Doctorow has always taken pleasure in bringing together unlikely ingredients. This novel takes the process to new levels. He is no Delia Smith, primly folding them together. He is the Naked Chef of fiction, arms glistening with olive oil and sweat, celebrating the colours, textures, smells of the concoction he summons up.

Into the mixture go God, time, creation, genocide, love, language, faith. Doctorow revels in the generative variety of the world while acknowledging the prescriptive zeal that seeks order at the price of humanity.

Doubt, it suddenly seems, and not faith, may be the true redemption when belief has been the sanction for nothing but violence. At its best, religion becomes "ignorance of causes reduced to a system"; at its worst it is the root of evil.

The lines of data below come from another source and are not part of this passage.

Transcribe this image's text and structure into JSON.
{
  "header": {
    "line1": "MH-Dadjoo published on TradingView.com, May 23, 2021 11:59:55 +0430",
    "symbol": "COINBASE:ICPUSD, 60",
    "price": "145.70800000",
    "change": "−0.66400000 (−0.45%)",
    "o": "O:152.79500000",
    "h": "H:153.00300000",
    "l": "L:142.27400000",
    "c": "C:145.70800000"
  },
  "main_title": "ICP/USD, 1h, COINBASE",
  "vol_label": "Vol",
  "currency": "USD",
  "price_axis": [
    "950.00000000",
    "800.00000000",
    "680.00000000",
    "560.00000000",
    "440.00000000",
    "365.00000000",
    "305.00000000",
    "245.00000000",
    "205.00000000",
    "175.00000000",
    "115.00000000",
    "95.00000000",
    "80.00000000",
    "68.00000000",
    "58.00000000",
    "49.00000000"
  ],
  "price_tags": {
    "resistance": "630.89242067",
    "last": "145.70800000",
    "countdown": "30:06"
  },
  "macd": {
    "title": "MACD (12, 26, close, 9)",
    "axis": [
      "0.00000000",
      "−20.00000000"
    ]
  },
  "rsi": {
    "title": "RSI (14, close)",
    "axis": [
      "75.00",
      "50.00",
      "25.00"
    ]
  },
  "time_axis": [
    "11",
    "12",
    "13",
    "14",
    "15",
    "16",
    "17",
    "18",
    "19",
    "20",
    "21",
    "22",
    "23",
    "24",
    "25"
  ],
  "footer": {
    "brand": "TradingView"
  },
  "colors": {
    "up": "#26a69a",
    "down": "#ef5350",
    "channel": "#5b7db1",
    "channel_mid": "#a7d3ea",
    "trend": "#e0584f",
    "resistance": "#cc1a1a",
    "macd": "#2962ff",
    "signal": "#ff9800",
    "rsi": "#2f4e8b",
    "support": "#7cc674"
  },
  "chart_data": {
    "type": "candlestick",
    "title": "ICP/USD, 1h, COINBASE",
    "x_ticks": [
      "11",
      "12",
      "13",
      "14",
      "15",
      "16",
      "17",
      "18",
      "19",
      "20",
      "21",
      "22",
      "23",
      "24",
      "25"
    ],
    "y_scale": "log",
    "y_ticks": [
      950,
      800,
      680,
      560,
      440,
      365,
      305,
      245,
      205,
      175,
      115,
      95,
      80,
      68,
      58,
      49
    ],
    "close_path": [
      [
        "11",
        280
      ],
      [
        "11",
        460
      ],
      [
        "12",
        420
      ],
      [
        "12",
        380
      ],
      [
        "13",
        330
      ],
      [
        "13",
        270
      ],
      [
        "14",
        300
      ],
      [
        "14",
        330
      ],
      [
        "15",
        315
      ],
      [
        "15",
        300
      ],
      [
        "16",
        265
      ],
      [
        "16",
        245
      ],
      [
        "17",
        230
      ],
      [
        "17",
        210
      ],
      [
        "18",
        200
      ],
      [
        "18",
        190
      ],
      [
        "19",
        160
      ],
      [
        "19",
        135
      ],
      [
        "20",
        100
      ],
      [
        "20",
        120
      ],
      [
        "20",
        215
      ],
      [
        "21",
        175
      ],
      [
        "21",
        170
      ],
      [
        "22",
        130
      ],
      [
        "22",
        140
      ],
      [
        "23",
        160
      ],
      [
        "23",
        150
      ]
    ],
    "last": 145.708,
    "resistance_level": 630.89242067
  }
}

God has been "a license to kill".

In the end, the Rev Pemberton abandons his church, unable to bear a God agnostic towards suffering, enrolled in every genocidal vaudeville staged by politicians or mass murderers. Fittingly, his church becomes a theatre. And though he converts to Judaism to marry Sarah, her faith is no more than a version of Coleridge's willing suspension of disbelief. Finally, they reinvent a God who will resist his own predilection for indifference.

The weaknesses of City of God are no more than aspects of its strengths. It is a novel bright with invention, luminous with language. Sometimes images flutter down like sycamore leaves with no obvious reason for their existence beyond the writer's own enthusiasm. Perhaps that very exuberant redundancy is the source of value in a novel in which the ideologue seeks to patrol the boundaries of invention. The sheer linguistic élan of City of God is both a constant pleasure and an indication of the resources humankind can still pitch against the evidence for despair.

Who else but Doctorow would envisage digitised movies exploding through the universe, so that an alien sky will be lit by the image of Randolph Scott, the face of God flickering over a distant planet? Given the narrator's (and doubtless Doctorow's) view of movies, where better to beam them than into the void?